Blogging and the Wisdom of Crowds
Marco Derksen - woensdag 11 oktober 2006, 21.40 uur 
Tim O’Reilly geeft in What Is Web 2.0? een paar aardige quotes:
(...) One of the most highly touted features of the Web 2.0 era is the rise of blogging. Personal home pages have been around since the early days of the web, and the personal diary and daily opinion column around much longer than that, so just what is the fuss all about? (...)
(...) One of the things that has made a difference is a technology called RSS. RSS is the most significant advance in the fundamental architecture of the web since early hackers realized that CGI could be used to create database-backed websites. (...)
(...) It may seem like a trivial piece of functionality now, but it was effectively the device that turned weblogs from an ease-of-publishing phenomenon into a conversational mess of overlapping communities. (...)

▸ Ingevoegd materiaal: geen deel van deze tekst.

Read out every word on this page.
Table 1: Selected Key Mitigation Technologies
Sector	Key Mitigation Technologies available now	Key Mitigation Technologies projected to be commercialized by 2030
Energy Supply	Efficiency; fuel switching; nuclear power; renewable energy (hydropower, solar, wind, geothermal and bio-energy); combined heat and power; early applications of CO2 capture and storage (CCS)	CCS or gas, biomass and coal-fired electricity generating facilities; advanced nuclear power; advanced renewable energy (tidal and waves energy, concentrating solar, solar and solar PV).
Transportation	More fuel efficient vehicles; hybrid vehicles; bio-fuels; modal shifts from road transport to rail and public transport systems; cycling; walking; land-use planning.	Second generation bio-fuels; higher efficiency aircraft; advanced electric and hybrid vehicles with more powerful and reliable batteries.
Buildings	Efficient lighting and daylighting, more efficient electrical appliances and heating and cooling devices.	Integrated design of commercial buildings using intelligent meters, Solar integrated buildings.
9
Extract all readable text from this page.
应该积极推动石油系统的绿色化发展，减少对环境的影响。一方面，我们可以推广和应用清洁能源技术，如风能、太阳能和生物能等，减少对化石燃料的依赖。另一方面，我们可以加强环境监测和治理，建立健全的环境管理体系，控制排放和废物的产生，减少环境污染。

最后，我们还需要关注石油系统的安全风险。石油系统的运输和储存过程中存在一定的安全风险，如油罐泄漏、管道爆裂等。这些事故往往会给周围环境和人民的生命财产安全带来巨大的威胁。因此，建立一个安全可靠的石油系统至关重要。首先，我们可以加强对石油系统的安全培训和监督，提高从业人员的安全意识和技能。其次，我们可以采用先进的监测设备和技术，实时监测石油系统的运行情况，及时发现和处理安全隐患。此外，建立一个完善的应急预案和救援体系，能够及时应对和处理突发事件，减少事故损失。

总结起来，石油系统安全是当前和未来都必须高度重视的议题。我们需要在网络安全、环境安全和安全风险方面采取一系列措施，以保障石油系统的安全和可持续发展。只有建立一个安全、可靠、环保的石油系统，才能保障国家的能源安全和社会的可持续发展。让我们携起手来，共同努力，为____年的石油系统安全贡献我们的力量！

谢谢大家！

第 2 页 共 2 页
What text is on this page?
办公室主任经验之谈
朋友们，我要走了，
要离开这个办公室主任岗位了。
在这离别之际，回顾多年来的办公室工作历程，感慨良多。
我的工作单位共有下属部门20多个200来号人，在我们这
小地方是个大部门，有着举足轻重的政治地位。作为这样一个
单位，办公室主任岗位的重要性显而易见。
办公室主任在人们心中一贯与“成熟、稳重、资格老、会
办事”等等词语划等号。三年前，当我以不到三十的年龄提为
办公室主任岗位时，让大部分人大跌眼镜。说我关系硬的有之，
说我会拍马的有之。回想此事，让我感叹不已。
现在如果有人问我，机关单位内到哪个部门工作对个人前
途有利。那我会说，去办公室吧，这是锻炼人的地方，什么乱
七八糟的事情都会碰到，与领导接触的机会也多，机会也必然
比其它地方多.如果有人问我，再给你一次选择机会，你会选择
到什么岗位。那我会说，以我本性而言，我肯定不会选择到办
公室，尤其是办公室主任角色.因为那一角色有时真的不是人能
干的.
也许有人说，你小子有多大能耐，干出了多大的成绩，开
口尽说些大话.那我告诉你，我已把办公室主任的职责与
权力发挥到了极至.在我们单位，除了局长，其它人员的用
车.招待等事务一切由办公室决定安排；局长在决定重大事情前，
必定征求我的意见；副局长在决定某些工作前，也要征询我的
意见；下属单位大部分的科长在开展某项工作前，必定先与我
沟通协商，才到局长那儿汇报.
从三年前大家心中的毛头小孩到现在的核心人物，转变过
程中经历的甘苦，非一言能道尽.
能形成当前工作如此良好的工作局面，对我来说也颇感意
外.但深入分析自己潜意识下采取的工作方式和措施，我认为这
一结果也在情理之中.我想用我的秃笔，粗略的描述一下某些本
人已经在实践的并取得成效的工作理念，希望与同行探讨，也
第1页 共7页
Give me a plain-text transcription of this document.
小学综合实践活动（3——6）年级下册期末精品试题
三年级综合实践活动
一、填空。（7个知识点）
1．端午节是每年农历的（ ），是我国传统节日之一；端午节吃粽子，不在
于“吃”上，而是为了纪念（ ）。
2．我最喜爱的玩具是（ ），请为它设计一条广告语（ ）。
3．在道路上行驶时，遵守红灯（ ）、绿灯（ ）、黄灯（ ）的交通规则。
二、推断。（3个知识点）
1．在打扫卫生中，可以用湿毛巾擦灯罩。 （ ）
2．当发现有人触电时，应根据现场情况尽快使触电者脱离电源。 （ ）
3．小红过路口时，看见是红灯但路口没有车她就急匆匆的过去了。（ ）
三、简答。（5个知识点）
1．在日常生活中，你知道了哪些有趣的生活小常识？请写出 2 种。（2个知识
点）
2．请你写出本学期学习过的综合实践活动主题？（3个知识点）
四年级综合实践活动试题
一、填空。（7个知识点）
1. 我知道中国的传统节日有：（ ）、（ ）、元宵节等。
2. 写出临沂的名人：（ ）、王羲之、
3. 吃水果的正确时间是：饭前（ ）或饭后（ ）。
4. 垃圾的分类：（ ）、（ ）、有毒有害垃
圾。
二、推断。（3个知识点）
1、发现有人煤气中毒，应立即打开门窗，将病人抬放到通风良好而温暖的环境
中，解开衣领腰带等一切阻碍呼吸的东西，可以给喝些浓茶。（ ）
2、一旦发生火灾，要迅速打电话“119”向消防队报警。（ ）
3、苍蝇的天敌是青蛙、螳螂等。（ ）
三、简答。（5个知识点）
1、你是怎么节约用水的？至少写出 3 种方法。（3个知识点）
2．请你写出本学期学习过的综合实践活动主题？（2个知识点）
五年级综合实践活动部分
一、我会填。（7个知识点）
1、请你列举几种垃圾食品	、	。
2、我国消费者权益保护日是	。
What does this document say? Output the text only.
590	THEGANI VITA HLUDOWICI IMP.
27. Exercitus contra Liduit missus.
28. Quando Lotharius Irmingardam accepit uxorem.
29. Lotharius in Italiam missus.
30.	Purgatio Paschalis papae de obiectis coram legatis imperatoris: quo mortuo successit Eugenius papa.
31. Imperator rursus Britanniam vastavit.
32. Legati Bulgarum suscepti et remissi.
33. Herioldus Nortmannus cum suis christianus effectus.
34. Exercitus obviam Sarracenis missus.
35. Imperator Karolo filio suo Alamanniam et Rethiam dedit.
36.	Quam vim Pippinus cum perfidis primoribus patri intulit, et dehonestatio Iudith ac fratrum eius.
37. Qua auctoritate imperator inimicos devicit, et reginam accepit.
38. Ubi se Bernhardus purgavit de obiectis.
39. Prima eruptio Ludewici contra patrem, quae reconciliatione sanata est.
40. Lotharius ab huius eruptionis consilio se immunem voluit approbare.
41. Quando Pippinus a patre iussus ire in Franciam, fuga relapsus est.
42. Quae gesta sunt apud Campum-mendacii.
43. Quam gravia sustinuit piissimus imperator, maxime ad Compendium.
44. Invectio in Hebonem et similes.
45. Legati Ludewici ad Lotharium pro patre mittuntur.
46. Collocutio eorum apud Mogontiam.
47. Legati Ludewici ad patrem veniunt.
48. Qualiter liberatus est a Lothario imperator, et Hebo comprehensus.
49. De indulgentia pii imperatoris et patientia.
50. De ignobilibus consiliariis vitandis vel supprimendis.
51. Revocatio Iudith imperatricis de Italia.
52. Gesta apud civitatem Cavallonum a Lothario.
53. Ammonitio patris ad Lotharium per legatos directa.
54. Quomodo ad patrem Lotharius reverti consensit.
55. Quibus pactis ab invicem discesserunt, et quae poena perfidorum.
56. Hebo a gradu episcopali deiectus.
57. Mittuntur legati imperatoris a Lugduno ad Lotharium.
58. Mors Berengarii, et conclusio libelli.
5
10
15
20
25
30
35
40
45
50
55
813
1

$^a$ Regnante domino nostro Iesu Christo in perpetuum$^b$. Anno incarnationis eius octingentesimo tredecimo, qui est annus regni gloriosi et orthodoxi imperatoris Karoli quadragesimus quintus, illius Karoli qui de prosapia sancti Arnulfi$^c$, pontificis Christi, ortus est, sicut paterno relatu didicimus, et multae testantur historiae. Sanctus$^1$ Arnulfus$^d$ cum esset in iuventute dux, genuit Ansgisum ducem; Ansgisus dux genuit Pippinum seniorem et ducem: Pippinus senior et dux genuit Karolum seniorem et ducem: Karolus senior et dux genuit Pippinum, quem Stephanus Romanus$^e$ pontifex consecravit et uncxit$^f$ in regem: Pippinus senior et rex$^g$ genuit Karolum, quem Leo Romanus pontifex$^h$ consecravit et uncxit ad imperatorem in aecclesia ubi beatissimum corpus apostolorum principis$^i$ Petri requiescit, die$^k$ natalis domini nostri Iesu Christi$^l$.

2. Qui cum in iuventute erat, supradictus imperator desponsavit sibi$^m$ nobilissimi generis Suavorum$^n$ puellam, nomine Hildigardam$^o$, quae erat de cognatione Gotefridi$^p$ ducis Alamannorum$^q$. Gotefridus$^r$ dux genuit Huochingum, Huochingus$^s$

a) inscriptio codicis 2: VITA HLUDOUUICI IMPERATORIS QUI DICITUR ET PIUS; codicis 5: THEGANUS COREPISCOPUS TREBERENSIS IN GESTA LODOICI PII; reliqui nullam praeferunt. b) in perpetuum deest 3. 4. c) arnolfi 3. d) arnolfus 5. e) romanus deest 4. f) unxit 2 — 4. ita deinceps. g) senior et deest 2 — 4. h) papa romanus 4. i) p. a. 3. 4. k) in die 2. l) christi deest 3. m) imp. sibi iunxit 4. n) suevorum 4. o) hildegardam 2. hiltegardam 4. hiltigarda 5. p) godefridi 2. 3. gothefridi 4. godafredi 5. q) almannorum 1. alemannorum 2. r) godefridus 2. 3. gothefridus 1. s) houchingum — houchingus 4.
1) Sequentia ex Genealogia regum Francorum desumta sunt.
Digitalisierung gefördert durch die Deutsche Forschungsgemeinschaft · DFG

(...) If an essential part of Web 2.0 is harnessing collective intelligence, turning the web into a kind of global brain, the blogosphere is the equivalent of constant mental chatter in the forebrain, the voice we hear in all of our heads. (...)
(...) While mainstream media may see individual blogs as competitors, what is really unnerving is that the competition is with the blogosphere as a whole. (...)





Dat de competitie ligt tussen mainstream en de blogosphere as a whole is een leuke gedachte.
Een vraag die je kunt stellen is, of het hele wisdom of the crowds principe niet een beetje overrated is en in hoeverre de kennis van de crowd inhoudelijk kan bijdragen aan het niveau van de discussie. Zou een community niet veel effectiever werken? Een leuk artikel hierover hadden we een tijdje terug op KnowledgeCafe waar een aardige discussie volgde.